Afterwards, I met up with two friends to see a gallery opening in midtown, where we talked laconically to the different artists involved and busied ourselves with observing the hipness of our surroundings, as I’ve spent much of my time here doing.
We finished the day with the tastiest Mexican food I’ve had in a while, and a sleepy train ride over the river to New Jersey, where shut-eye prepared me for the rest of an ever-intensifying work week.
Wednesday started off with a bang, as I went with two of my coworkers to their friend Darren Bader, who was showing at the Andrew Kreps Gallery in Chelsea. His work was fresh and interesting: a mixture of painting, sculpture, photography, music and film that captured the stark humor of the surreal and extraordinary, topped off by a pair of friendly goats that wandered the studio as we looked.
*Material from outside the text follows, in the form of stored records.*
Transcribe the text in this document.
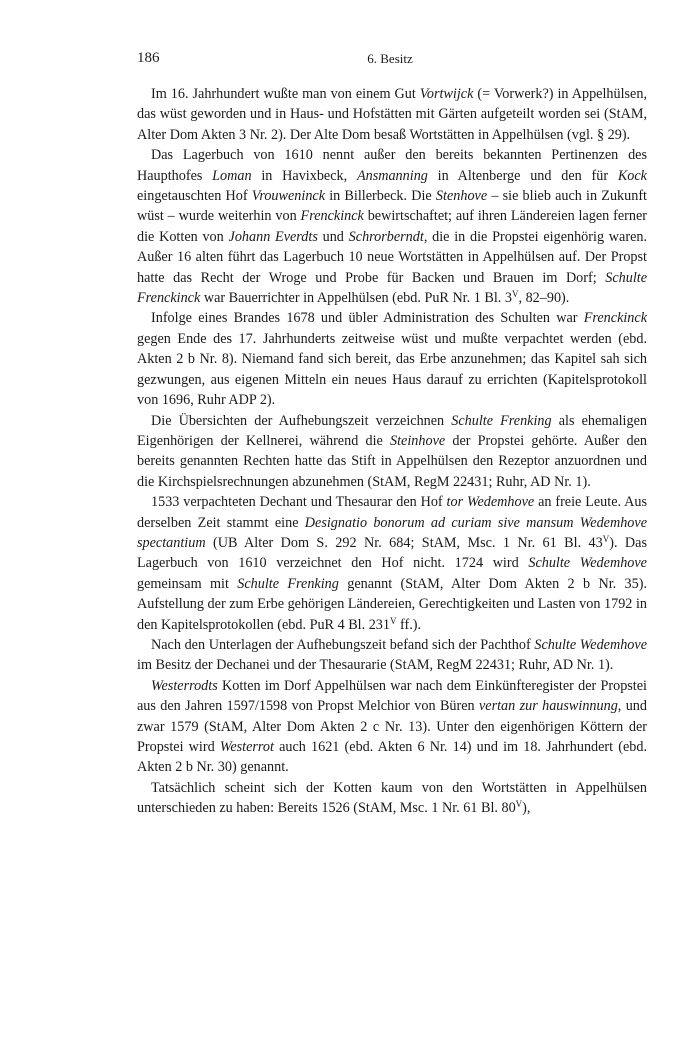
186	6. Besitz

Im 16. Jahrhundert wußte man von einem Gut Vortwijck (= Vorwerk?) in Appelhülsen, das wüst geworden und in Haus- und Hofstätten mit Gärten aufgeteilt worden sei (StAM, Alter Dom Akten 3 Nr. 2). Der Alte Dom besaß Wortstätten in Appelhülsen (vgl. § 29).

Das Lagerbuch von 1610 nennt außer den bereits bekannten Pertinenzen des Haupthofes Loman in Havixbeck, Ansmanning in Altenberge und den für Kock eingetauschten Hof Vrouweninck in Billerbeck. Die Stenhove – sie blieb auch in Zukunft wüst – wurde weiterhin von Frenckinck bewirtschaftet; auf ihren Ländereien lagen ferner die Kotten von Johann Everdts und Schrorberndt, die in die Propstei eigenhörig waren. Außer 16 alten führt das Lagerbuch 10 neue Wortstätten in Appelhülsen auf. Der Propst hatte das Recht der Wroge und Probe für Backen und Brauen im Dorf; Schulte Frenckinck war Bauerrichter in Appelhülsen (ebd. PuR Nr. 1 Bl. $3^V$, 82–90).

Infolge eines Brandes 1678 und übler Administration des Schulten war Frenckinck gegen Ende des 17. Jahrhunderts zeitweise wüst und mußte verpachtet werden (ebd. Akten 2 b Nr. 8). Niemand fand sich bereit, das Erbe anzunehmen; das Kapitel sah sich gezwungen, aus eigenen Mitteln ein neues Haus darauf zu errichten (Kapitelsprotokoll von 1696, Ruhr ADP 2).

Die Übersichten der Aufhebungszeit verzeichnen Schulte Frenking als ehemaligen Eigenhörigen der Kellnerei, während die Steinhove der Propstei gehörte. Außer den bereits genannten Rechten hatte das Stift in Appelhülsen den Rezeptor anzuordnen und die Kirchspielsrechnungen abzunehmen (StAM, RegM 22431; Ruhr, AD Nr. 1).

1533 verpachteten Dechant und Thesaurar den Hof tor Wedemhove an freie Leute. Aus derselben Zeit stammt eine Designatio bonorum ad curiam sive mansum Wedemhove spectantium (UB Alter Dom S. 292 Nr. 684; StAM, Msc. 1 Nr. 61 Bl. $43^V$). Das Lagerbuch von 1610 verzeichnet den Hof nicht. 1724 wird Schulte Wedemhove gemeinsam mit Schulte Frenking genannt (StAM, Alter Dom Akten 2 b Nr. 35). Aufstellung der zum Erbe gehörigen Ländereien, Gerechtigkeiten und Lasten von 1792 in den Kapitelsprotokollen (ebd. PuR 4 Bl. $231^V$ ff.).

Nach den Unterlagen der Aufhebungszeit befand sich der Pachthof Schulte Wedemhove im Besitz der Dechanei und der Thesaurarie (StAM, RegM 22431; Ruhr, AD Nr. 1).

Westerrodts Kotten im Dorf Appelhülsen war nach dem Einkünfteregister der Propstei aus den Jahren 1597/1598 von Propst Melchior von Büren vertan zur hauswinnung, und zwar 1579 (StAM, Alter Dom Akten 2 c Nr. 13). Unter den eigenhörigen Köttern der Propstei wird Westerrot auch 1621 (ebd. Akten 6 Nr. 14) und im 18. Jahrhundert (ebd. Akten 2 b Nr. 30) genannt.

Tatsächlich scheint sich der Kotten kaum von den Wortstätten in Appelhülsen unterschieden zu haben: Bereits 1526 (StAM, Msc. 1 Nr. 61 Bl. $80^V$),
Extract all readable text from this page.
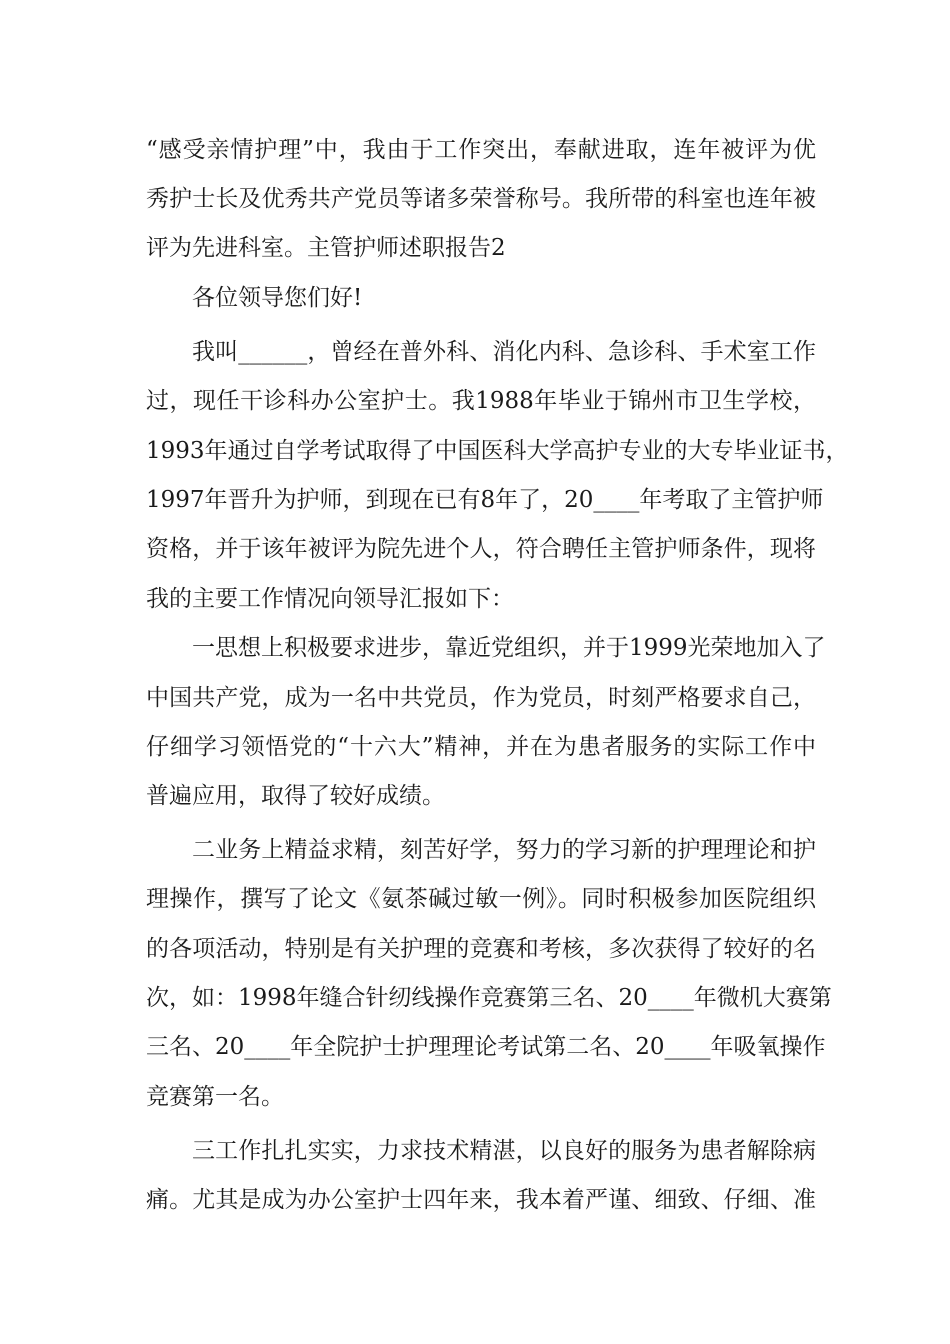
“感受亲情护理”中，我由于工作突出，奉献进取，连年被评为优
秀护士长及优秀共产党员等诸多荣誉称号。我所带的科室也连年被
评为先进科室。主管护师述职报告2
各位领导您们好!
我叫______，曾经在普外科、消化内科、急诊科、手术室工作
过，现任干诊科办公室护士。我1988年毕业于锦州市卫生学校，
1993年通过自学考试取得了中国医科大学高护专业的大专毕业证书，
1997年晋升为护师，到现在已有8年了，20____年考取了主管护师
资格，并于该年被评为院先进个人，符合聘任主管护师条件，现将
我的主要工作情况向领导汇报如下：
一思想上积极要求进步，靠近党组织，并于1999光荣地加入了
中国共产党，成为一名中共党员，作为党员，时刻严格要求自己，
仔细学习领悟党的“十六大”精神，并在为患者服务的实际工作中
普遍应用，取得了较好成绩。
二业务上精益求精，刻苦好学，努力的学习新的护理理论和护
理操作，撰写了论文《氨茶碱过敏一例》。同时积极参加医院组织
的各项活动，特别是有关护理的竞赛和考核，多次获得了较好的名
次，如：1998年缝合针纫线操作竞赛第三名、20____年微机大赛第
三名、20____年全院护士护理理论考试第二名、20____年吸氧操作
竞赛第一名。
三工作扎扎实实，力求技术精湛，以良好的服务为患者解除病
痛。尤其是成为办公室护士四年来，我本着严谨、细致、仔细、准
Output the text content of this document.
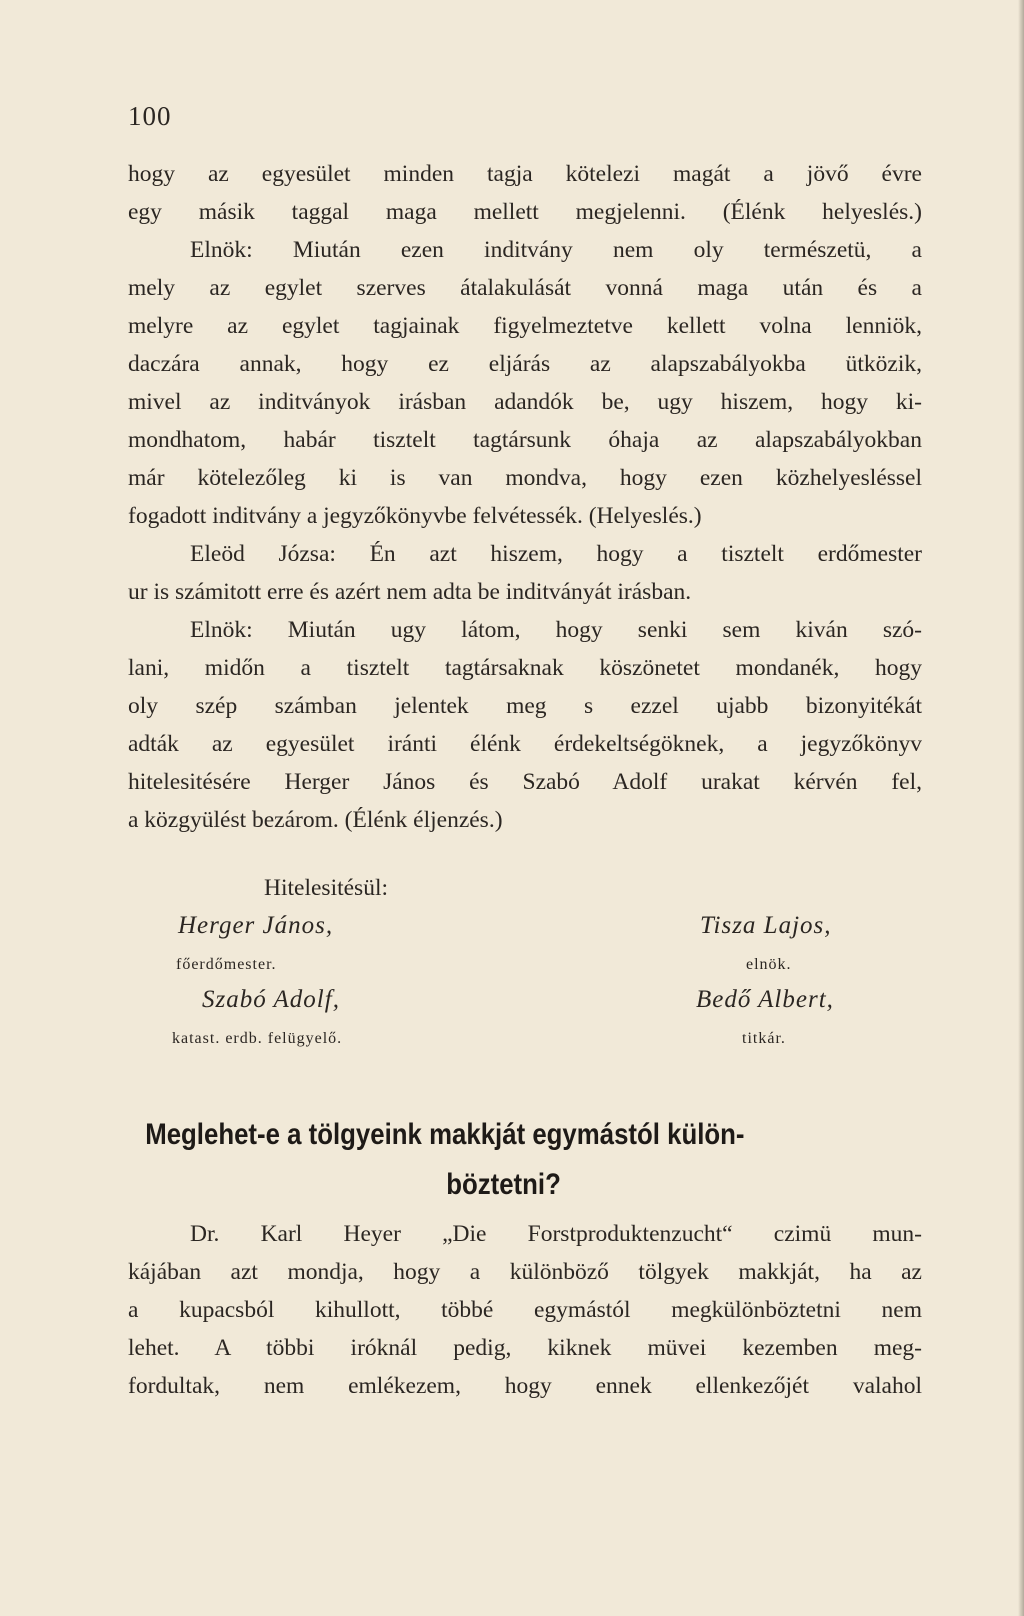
100
hogy az egyesület minden tagja kötelezi magát a jövő évre
egy másik taggal maga mellett megjelenni. (Élénk helyeslés.)
Elnök: Miután ezen inditvány nem oly természetü, a
mely az egylet szerves átalakulását vonná maga után és a
melyre az egylet tagjainak figyelmeztetve kellett volna lenniök,
daczára annak, hogy ez eljárás az alapszabályokba ütközik,
mivel az inditványok irásban adandók be, ugy hiszem, hogy ki-
mondhatom, habár tisztelt tagtársunk óhaja az alapszabályokban
már kötelezőleg ki is van mondva, hogy ezen közhelyesléssel
fogadott inditvány a jegyzőkönyvbe felvétessék. (Helyeslés.)
Eleöd Józsa: Én azt hiszem, hogy a tisztelt erdőmester
ur is számitott erre és azért nem adta be inditványát irásban.
Elnök: Miután ugy látom, hogy senki sem kiván szó-
lani, midőn a tisztelt tagtársaknak köszönetet mondanék, hogy
oly szép számban jelentek meg s ezzel ujabb bizonyitékát
adták az egyesület iránti élénk érdekeltségöknek, a jegyzőkönyv
hitelesitésére Herger János és Szabó Adolf urakat kérvén fel,
a közgyülést bezárom. (Élénk éljenzés.)
Hitelesitésül:
Herger János,	Tisza Lajos,
főerdőmester.	elnök.
Szabó Adolf,	Bedő Albert,
katast. erdb. felügyelő.	titkár.
Meglehet-e a tölgyeink makkját egymástól külön-
böztetni?
Dr. Karl Heyer „Die Forstproduktenzucht“ czimü mun-
kájában azt mondja, hogy a különböző tölgyek makkját, ha az
a kupacsból kihullott, többé egymástól megkülönböztetni nem
lehet. A többi iróknál pedig, kiknek müvei kezemben meg-
fordultak, nem emlékezem, hogy ennek ellenkezőjét valahol
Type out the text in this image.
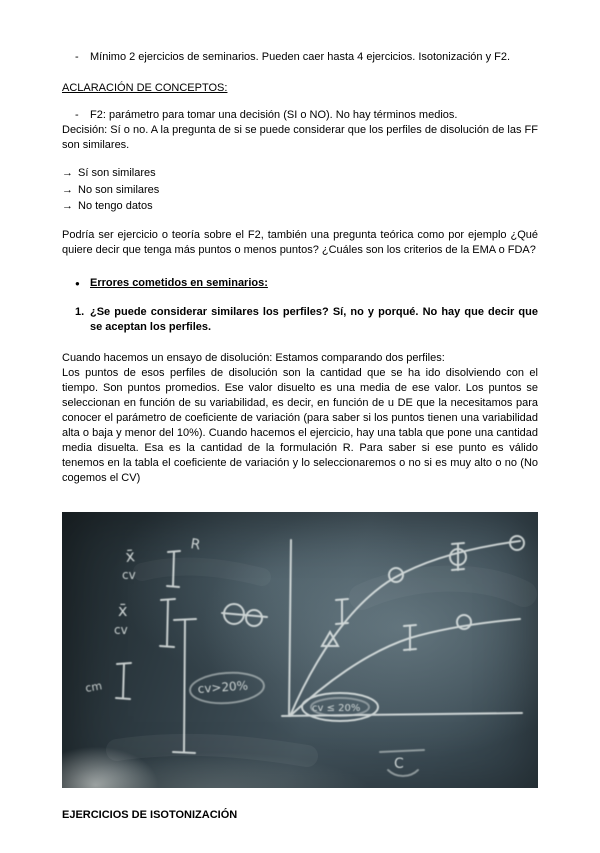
-	Mínimo 2 ejercicios de seminarios. Pueden caer hasta 4 ejercicios. Isotonización y F2.

ACLARACIÓN DE CONCEPTOS:

-	F2: parámetro para tomar una decisión (SI o NO). No hay términos medios.

Decisión: Sí o no. A la pregunta de si se puede considerar que los perfiles de disolución de las FF son similares.

→ Sí son similares
→ No son similares
→ No tengo datos

Podría ser ejercicio o teoría sobre el F2, también una pregunta teórica como por ejemplo ¿Qué quiere decir que tenga más puntos o menos puntos? ¿Cuáles son los criterios de la EMA o FDA?

● Errores cometidos en seminarios:
1. ¿Se puede considerar similares los perfiles? Sí, no y porqué. No hay que decir que se aceptan los perfiles.

Cuando hacemos un ensayo de disolución: Estamos comparando dos perfiles:

Los puntos de esos perfiles de disolución son la cantidad que se ha ido disolviendo con el tiempo. Son puntos promedios. Ese valor disuelto es una media de ese valor. Los puntos se seleccionan en función de su variabilidad, es decir, en función de u DE que la necesitamos para conocer el parámetro de coeficiente de variación (para saber si los puntos tienen una variabilidad alta o baja y menor del 10%). Cuando hacemos el ejercicio, hay una tabla que pone una cantidad media disuelta. Esa es la cantidad de la formulación R. Para saber si ese punto es válido tenemos en la tabla el coeficiente de variación y lo seleccionaremos o no si es muy alto o no (No cogemos el CV)

x̄
cv
R
x̄
cv
cm	cv>20%
cv ≤ 20%
C

EJERCICIOS DE ISOTONIZACIÓN
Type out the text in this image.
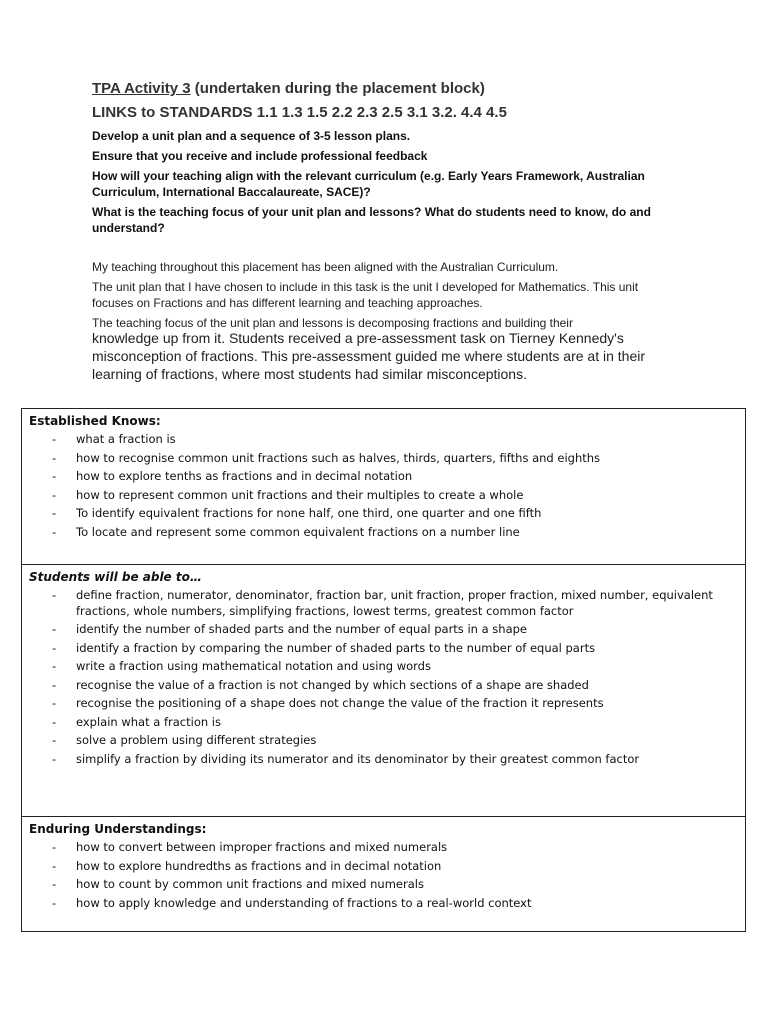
TPA Activity 3 (undertaken during the placement block)
LINKS to STANDARDS 1.1 1.3 1.5 2.2 2.3 2.5 3.1 3.2. 4.4 4.5

Develop a unit plan and a sequence of 3-5 lesson plans.

Ensure that you receive and include professional feedback

How will your teaching align with the relevant curriculum (e.g. Early Years Framework, Australian Curriculum, International Baccalaureate, SACE)?

What is the teaching focus of your unit plan and lessons? What do students need to know, do and understand?

My teaching throughout this placement has been aligned with the Australian Curriculum.

The unit plan that I have chosen to include in this task is the unit I developed for Mathematics. This unit focuses on Fractions and has different learning and teaching approaches.

The teaching focus of the unit plan and lessons is decomposing fractions and building their

knowledge up from it. Students received a pre-assessment task on Tierney Kennedy's misconception of fractions. This pre-assessment guided me where students are at in their learning of fractions, where most students had similar misconceptions.

Established Knows:
- what a fraction is
- how to recognise common unit fractions such as halves, thirds, quarters, fifths and eighths
- how to explore tenths as fractions and in decimal notation
- how to represent common unit fractions and their multiples to create a whole
- To identify equivalent fractions for none half, one third, one quarter and one fifth
- To locate and represent some common equivalent fractions on a number line
Students will be able to…
- define fraction, numerator, denominator, fraction bar, unit fraction, proper fraction, mixed number, equivalent fractions, whole numbers, simplifying fractions, lowest terms, greatest common factor
- identify the number of shaded parts and the number of equal parts in a shape
- identify a fraction by comparing the number of shaded parts to the number of equal parts
- write a fraction using mathematical notation and using words
- recognise the value of a fraction is not changed by which sections of a shape are shaded
- recognise the positioning of a shape does not change the value of the fraction it represents
- explain what a fraction is
- solve a problem using different strategies
- simplify a fraction by dividing its numerator and its denominator by their greatest common factor
Enduring Understandings:
- how to convert between improper fractions and mixed numerals
- how to explore hundredths as fractions and in decimal notation
- how to count by common unit fractions and mixed numerals
- how to apply knowledge and understanding of fractions to a real-world context
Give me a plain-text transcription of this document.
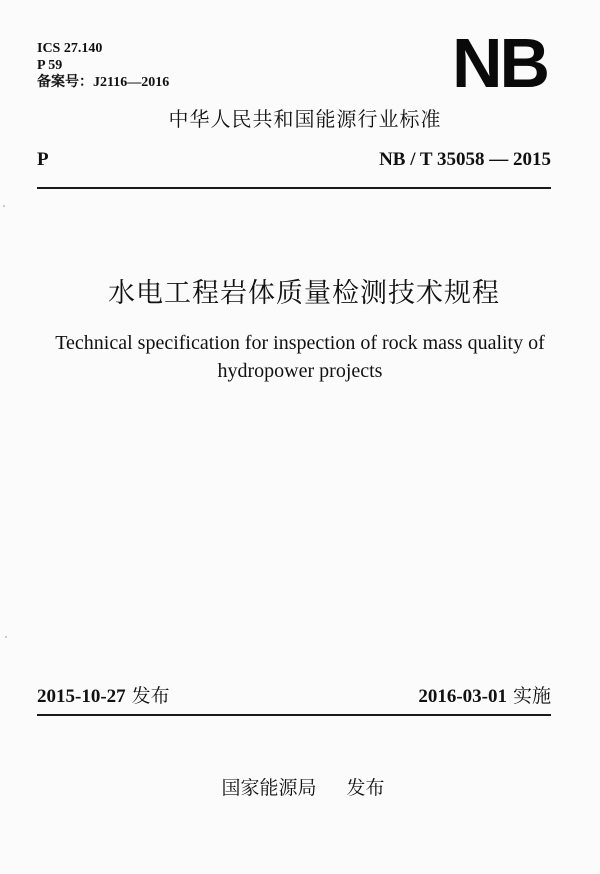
ICS 27.140
P 59
备案号：J2116—2016	NB
中华人民共和国能源行业标准
P	NB / T 35058 — 2015
水电工程岩体质量检测技术规程
Technical specification for inspection of rock mass quality of
hydropower projects
2015-10-27 发布	2016-03-01 实施
国家能源局 发布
I met Darren and took a photograph with him before walking back with the others, who had excitedly taken an artist’s book of his and fliped through its pages.
We stopped in Whole Foods before returning, and talked deeply about our impressions of Darren’s works. Once back, Donald had arrived, and we got to work photographing and cataloguing a bottomless pile of prints, each one intriguing and frightening and funny.
A bit later in the day, Donald took me with him again to Pace Prints, the printmaking studio that has been helping him with a series of monoprints to be shown in May at their associated gallery in Chelsea. Almost immediately, as I stood watching him compose the first series of woodcuts to be printed, he asked me if I’d like to compose one. Duh!
I happily arranged the carved, wooden faces in the jigsaw-like manner that he was using, choosing some of my favorites from the heaping pile on the table next to me. I quickly realized how much harder his job was than it looked, as he whipped out one after another before I’d even placed the core faces.
‘I’m done!’ I called, and he came over, smiling, and adjusting them only slightly, before giving me an approving look and tracing their shapes on the plexiglass to be printed. The other assistants congratulated me jealously as they saw my finished work, and I tried to hide my gloating pride.
(Two prints in the works, the bottom one I composed)
(The photo on the top shows two assistants re-touch some of the prints before signing, and the print on the bottom-right was composed by me)
Thursday, like Wednesday, started excitedly, as I walked behind the uncharacteristically normal-looking Lady Gaga on her way into Fuse NYC, a music television production studio, and dodged the mosquito-like paparazzi as they flocked around her, and, by proximity, me. Thank god I’m not famous.
I waited around the studio as Donald had meetings with various collectors and art dealers for our promised trip to The Armory, a relatively new, but increasingly important art fair on the piers of the Hudson River. The Armory takes up all of piers 92 and 94, and has, by now, spilled out into many smaller art fairs and shows across Manhattan.
While overwhelming, the Armory was incredibly inspiring; it encompassed in just two piers basically everything going on in contemporary art around the world, as well as a great deal of modern and post-modern works by almost every famous name in the business. And to have Donald as my tour guide – it can’t get any better!
(Works at the Armory. From top: Rachel Feinstein, Jean Pagliuso, Henry Darger, Pablo Picasso, ???, ???, ???, Alex Katz,Philip Pearlstein)
All in all, my week has surely been one to remember, and as I’m sure you’ve seen, one with lots to talk about (I’ve left out so much even still!).
Tonight I’m off to see a coworker in an original musical called ‘Upon My Word,’ which she described as a ‘victorian sex comedy’, and later this weekend, I hope to check out a few of the fringe festivals happening around the city in the wake of the Armory.
I’m sure you’ll hear more from me soon!